The efficacy observed in this study surpasses that reported in some previous studies. Several factors may account for this enhanced efficacy: Firstly, the TACE and Ralox-HAIC exhibits a synergistic effect, particularly in cases of hypervascular or extensive HCC. Following the embolization of primary feeding arteries by TACE, HAIC facilitates the continuous delivery of high-concentration chemotherapeutic agents to residual lesions, venous tumor thrombi, or satellite foci.25 Secondly, targeted therapies can inhibit angiogenesis following embolization and promote vascular normalization, thereby enhancing the accumulation of chemotherapeutic agents within the tumor. Thirdly, the ischemia and necrosis induced by TACE can lead to the release of neoantigens, which may potentiate the efficacy of PD-1 inhibitors.26 The integration of local and systemic therapies may collectively modulate the tumor microenvironment, augment immune cell infiltration, and thereby enhance the effectiveness of immunotherapy.27
This study has several limitations. Due to the small sample size, limited novelty (the innovation being primarily at the regimen-combination level rather than a mechanistic breakthrough), and moderate study design quality (single-center, non-randomized, without a direct comparator arm), the current findings lack sufficient persuasiveness and robustness. Therefore, these results should be interpreted as hypothesis-generating rather than conclusive.
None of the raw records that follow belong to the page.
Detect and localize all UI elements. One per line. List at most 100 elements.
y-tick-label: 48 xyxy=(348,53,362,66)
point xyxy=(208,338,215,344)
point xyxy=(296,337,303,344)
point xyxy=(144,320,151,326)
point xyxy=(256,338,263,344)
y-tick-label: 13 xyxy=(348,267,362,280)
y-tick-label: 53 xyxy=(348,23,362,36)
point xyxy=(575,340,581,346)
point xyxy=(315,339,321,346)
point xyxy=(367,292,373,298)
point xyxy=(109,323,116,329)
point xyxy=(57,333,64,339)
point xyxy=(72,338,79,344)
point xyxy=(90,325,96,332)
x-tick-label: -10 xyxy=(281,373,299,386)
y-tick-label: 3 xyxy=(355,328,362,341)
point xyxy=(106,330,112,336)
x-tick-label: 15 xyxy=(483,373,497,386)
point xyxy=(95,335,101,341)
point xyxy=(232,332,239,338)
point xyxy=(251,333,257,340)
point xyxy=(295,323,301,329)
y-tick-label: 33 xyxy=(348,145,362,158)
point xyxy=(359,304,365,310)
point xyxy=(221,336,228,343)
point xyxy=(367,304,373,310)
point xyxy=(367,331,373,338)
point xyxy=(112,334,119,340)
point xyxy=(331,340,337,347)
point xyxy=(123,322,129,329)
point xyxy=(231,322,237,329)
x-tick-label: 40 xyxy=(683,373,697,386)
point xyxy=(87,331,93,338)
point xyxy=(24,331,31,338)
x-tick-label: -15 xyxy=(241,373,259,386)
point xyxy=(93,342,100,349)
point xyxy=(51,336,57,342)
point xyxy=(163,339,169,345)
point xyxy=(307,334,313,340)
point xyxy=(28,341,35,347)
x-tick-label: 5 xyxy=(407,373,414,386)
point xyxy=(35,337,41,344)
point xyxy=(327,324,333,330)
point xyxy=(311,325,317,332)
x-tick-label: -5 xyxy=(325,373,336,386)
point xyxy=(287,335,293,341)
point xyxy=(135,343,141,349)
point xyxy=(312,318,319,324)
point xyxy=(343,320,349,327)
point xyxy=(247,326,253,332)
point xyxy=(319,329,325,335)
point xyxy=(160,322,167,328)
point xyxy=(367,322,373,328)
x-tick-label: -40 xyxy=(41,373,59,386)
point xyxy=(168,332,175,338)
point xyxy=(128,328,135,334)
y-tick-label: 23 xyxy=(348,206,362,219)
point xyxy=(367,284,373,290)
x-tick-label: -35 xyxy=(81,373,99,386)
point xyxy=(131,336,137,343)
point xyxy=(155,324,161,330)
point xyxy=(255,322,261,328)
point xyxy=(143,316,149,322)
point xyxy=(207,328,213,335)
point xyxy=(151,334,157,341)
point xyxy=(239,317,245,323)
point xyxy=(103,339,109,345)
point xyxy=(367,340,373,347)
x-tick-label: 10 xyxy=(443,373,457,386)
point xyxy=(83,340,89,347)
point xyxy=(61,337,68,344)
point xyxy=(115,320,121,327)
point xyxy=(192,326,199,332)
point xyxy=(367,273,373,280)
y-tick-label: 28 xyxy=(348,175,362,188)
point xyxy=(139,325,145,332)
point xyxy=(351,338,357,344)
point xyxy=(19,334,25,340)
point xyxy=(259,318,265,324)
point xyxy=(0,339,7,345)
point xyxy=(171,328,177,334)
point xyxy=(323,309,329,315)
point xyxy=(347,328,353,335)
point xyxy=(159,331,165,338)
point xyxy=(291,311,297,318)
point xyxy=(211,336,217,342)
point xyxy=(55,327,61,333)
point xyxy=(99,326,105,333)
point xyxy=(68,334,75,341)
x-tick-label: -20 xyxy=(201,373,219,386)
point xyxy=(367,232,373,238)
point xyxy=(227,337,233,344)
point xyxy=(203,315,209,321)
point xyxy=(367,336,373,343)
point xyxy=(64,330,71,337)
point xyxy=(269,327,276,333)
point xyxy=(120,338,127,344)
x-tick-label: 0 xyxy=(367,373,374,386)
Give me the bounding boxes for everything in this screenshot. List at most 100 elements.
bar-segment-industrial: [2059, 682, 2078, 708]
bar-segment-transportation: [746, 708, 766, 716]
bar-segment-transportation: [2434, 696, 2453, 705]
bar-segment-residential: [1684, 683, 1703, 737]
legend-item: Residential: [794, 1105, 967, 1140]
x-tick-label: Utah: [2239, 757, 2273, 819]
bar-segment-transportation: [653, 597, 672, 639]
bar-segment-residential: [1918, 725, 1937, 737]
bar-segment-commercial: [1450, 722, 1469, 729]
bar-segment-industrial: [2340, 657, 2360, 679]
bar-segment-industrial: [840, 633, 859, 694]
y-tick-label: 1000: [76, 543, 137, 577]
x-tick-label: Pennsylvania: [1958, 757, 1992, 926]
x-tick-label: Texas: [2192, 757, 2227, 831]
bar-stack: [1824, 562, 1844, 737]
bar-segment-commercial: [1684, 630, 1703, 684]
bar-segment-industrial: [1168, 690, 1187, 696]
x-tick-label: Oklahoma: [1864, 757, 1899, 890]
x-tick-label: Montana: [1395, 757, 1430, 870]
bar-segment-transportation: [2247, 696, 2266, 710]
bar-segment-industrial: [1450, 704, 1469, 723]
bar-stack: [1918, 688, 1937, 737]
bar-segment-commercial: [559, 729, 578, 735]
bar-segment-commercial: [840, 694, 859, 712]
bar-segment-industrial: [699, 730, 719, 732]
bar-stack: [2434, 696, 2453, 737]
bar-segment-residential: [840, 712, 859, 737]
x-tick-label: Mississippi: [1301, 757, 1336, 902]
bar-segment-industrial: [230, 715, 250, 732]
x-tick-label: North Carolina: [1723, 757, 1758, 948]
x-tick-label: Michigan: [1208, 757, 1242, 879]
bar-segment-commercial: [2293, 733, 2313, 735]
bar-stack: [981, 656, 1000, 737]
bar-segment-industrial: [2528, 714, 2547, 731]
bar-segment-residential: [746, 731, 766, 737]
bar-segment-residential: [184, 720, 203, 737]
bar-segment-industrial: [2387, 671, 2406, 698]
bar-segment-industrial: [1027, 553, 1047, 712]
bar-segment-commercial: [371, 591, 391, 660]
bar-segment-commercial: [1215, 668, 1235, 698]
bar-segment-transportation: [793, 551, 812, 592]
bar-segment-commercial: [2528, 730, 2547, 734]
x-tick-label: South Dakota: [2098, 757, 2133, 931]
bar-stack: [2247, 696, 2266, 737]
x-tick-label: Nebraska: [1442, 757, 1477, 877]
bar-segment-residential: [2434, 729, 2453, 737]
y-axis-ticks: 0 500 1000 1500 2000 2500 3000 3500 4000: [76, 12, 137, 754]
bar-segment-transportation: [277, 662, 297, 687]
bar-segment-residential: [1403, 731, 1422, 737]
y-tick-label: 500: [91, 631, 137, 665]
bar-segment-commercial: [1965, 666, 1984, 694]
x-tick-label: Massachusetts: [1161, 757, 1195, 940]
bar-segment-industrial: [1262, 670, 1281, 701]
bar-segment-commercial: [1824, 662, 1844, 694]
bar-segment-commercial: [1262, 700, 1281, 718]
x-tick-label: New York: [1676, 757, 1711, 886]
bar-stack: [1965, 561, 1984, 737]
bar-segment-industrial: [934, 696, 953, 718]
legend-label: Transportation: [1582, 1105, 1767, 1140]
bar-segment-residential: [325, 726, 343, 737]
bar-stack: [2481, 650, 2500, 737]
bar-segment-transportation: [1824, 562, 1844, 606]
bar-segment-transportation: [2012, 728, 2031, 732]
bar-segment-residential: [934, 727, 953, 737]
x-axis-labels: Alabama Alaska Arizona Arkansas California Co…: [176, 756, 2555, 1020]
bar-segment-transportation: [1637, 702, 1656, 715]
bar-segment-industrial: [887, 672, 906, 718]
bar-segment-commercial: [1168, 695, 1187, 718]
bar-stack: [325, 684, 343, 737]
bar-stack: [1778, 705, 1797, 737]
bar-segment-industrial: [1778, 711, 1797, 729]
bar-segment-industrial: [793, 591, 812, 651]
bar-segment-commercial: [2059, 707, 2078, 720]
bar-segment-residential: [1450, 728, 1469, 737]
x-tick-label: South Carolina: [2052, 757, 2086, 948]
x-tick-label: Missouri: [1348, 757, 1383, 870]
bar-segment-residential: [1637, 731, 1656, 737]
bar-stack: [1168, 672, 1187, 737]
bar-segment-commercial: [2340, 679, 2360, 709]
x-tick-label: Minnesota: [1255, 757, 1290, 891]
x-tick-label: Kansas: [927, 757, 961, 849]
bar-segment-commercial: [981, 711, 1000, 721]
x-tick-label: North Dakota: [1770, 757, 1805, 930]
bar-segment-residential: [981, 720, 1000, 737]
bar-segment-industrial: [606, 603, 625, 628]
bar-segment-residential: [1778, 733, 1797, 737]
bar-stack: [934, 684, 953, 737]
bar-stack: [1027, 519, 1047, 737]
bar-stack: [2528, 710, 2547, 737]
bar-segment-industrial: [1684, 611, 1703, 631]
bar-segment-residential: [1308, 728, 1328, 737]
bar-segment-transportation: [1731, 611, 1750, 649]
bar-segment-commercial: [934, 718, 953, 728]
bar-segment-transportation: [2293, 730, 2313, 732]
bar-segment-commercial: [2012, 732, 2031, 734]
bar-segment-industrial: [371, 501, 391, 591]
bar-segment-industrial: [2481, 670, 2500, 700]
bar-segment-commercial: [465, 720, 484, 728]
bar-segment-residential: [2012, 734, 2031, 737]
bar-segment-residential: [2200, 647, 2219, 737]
In summary, this study demonstrates that the combination of TACE with Ralox-HAIC and systemic therapy exhibits promising anti-tumor activity (ORR 77.78%, median OS 19.0 months) with a manageable safety profile in patients with unresectable HCC. The strategy of low-dose TACE embolization followed by sequential Ralox-HAIC infusion represents a clinically innovative optimization that enhances drug delivery and leverages local–systemic synergy. Large-scale, prospective, randomized controlled trials are warranted to validate the clinical efficacy of this triplet regimen.
Funding
This work was supported by the Henan Provincial Science and Technology Research Project, China (LHGJ20240028).
Disclosure
The authors declared no conflicts of interest in this work.